Movies News | Updated Jun 16, 2007 at 09:05am IST

Dr Jekyll-Mr Hyde syndrome in movies

New Delhi: On the celluloid there have been many examples of people with split personality disorders. From Hollywood to Bollywood, multiple personality syndrome has always been a much talked about subject.

Dr Jekyll and Mr Hyde a fictional work published in 1886 became a bestseller that popularised the concept of psychopathology or split personality. The idea itself has seen many interpretations and reinterpretations over the years on the big screen.
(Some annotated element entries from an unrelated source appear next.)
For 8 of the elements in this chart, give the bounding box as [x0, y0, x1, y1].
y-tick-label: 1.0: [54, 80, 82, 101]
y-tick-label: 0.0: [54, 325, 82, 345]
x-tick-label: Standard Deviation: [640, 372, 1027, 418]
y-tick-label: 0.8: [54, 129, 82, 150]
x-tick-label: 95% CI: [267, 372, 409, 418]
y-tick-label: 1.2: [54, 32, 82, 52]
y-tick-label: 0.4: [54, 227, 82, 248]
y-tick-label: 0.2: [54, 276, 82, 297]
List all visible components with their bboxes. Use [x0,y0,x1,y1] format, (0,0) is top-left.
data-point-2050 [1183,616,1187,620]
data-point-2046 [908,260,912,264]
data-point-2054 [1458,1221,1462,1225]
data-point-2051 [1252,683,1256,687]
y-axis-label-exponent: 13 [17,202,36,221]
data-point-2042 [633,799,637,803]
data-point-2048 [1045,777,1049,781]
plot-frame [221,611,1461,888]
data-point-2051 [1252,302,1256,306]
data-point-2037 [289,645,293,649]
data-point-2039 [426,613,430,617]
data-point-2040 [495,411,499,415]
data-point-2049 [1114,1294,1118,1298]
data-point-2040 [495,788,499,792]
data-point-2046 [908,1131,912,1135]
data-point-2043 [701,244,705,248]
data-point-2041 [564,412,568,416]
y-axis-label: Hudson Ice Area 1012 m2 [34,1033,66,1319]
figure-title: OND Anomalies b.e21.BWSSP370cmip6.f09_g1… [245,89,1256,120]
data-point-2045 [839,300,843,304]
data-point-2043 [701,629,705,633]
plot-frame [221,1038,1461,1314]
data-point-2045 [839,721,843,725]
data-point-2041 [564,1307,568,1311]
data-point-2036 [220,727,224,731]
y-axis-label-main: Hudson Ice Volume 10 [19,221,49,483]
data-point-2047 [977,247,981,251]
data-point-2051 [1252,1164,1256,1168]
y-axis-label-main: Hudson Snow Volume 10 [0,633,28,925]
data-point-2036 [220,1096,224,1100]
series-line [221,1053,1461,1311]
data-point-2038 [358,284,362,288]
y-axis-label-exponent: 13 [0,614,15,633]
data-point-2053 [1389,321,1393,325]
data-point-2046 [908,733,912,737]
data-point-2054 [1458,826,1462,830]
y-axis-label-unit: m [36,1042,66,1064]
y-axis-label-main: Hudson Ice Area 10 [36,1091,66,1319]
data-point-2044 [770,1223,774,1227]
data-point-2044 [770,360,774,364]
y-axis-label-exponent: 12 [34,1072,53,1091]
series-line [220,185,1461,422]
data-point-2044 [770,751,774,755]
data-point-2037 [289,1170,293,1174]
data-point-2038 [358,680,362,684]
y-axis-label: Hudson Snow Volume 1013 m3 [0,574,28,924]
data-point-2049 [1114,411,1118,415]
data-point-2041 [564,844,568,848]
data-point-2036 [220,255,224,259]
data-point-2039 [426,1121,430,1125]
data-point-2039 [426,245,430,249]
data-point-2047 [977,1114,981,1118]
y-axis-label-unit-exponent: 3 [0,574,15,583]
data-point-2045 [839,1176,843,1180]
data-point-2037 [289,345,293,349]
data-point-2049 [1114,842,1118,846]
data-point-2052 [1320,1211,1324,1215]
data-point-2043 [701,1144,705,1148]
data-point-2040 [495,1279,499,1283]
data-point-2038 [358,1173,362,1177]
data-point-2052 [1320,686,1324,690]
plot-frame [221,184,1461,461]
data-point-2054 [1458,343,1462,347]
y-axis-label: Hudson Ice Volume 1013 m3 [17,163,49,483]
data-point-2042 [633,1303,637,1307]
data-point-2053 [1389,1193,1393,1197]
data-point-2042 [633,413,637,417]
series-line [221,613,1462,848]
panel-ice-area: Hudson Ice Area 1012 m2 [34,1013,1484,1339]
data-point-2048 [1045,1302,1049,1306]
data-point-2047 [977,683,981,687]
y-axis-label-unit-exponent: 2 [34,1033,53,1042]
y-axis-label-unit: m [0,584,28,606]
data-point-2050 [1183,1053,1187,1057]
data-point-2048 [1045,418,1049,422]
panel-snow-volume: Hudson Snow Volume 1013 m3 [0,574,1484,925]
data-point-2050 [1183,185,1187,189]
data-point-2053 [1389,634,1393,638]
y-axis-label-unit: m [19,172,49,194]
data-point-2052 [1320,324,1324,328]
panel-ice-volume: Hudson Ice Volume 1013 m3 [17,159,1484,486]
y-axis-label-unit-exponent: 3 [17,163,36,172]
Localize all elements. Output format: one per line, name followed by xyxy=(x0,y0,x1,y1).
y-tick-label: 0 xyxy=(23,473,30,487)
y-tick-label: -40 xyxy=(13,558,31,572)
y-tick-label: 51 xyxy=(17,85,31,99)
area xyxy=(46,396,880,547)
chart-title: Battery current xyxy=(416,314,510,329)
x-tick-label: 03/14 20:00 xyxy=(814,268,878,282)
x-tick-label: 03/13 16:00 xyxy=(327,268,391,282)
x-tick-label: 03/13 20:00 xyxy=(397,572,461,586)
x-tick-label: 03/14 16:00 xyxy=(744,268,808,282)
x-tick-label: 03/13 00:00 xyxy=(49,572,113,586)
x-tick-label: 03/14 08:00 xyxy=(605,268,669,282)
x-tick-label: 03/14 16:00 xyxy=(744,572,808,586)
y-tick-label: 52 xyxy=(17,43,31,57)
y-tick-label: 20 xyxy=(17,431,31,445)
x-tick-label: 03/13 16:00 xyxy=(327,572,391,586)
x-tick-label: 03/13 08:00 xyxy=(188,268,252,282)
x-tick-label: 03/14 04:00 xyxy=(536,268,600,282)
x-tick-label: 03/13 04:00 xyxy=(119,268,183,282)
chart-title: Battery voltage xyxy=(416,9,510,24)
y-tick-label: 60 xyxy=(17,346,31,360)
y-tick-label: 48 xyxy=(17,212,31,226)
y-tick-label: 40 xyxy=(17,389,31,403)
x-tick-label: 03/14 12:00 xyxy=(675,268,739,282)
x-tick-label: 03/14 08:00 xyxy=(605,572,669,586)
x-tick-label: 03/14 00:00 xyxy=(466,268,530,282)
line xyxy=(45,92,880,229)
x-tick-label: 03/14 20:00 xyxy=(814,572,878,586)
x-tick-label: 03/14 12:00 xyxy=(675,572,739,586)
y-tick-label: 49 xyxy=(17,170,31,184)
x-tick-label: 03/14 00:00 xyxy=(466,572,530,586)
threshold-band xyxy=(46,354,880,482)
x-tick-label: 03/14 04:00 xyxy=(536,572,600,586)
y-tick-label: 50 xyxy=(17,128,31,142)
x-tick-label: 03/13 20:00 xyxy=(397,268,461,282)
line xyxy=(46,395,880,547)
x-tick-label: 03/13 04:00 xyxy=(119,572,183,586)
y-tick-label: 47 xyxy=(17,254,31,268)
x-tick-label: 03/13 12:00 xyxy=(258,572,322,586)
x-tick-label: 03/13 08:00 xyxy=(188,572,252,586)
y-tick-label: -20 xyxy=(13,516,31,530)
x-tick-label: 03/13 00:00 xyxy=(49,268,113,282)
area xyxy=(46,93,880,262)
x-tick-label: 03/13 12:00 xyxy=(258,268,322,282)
Starting with Hitchcock's classic cult, Psycho where the protagonist Norman Bates is seen as a charming and sweet 20 something inn-keeper who shocks the daylights out of the audience when he butchers people at the turn of dawn.

In a less frightening situation, the movie The Hulk, too, saw the portrayal of the superhuman alter ego when the otherwise lifesaving scientist kept delving into a state of isolation, whenever he faced extreme anger of stress.

Highlighting the dual state of mind was also depicted in the comedy The Nutty Professor, where an obese Sherman keeps switching this personality from being himself to this charming talkative, sexually charged Buddy Love. The battle between the two of his personalities finally dies as Sherman outdoes Buddy's effort to remain dominant.

And coming closer home, as early as the 1970s saw Rajesh Khanna play a suave casanova by day and a psychopathic serial killer by night in Red Rose. Khanna's characterisation as a woman-hater who murdered and buried women in his garden broke away from his lover boy image.

And of course Shah Rukh Khan's stammering act in Darr saw shades of a dual personality in his character Rahul Mehrotra, who repressed his darker side as an obsessive lover.

More recently Ajay Devgan played an obsessive lover with a split personality in Dewanagee.

Though many of these films may not be authentic in the portrayal of a medically unsound mind or condition, their depiction in reel life continues to dominate the larger public's perception about mental illnesses.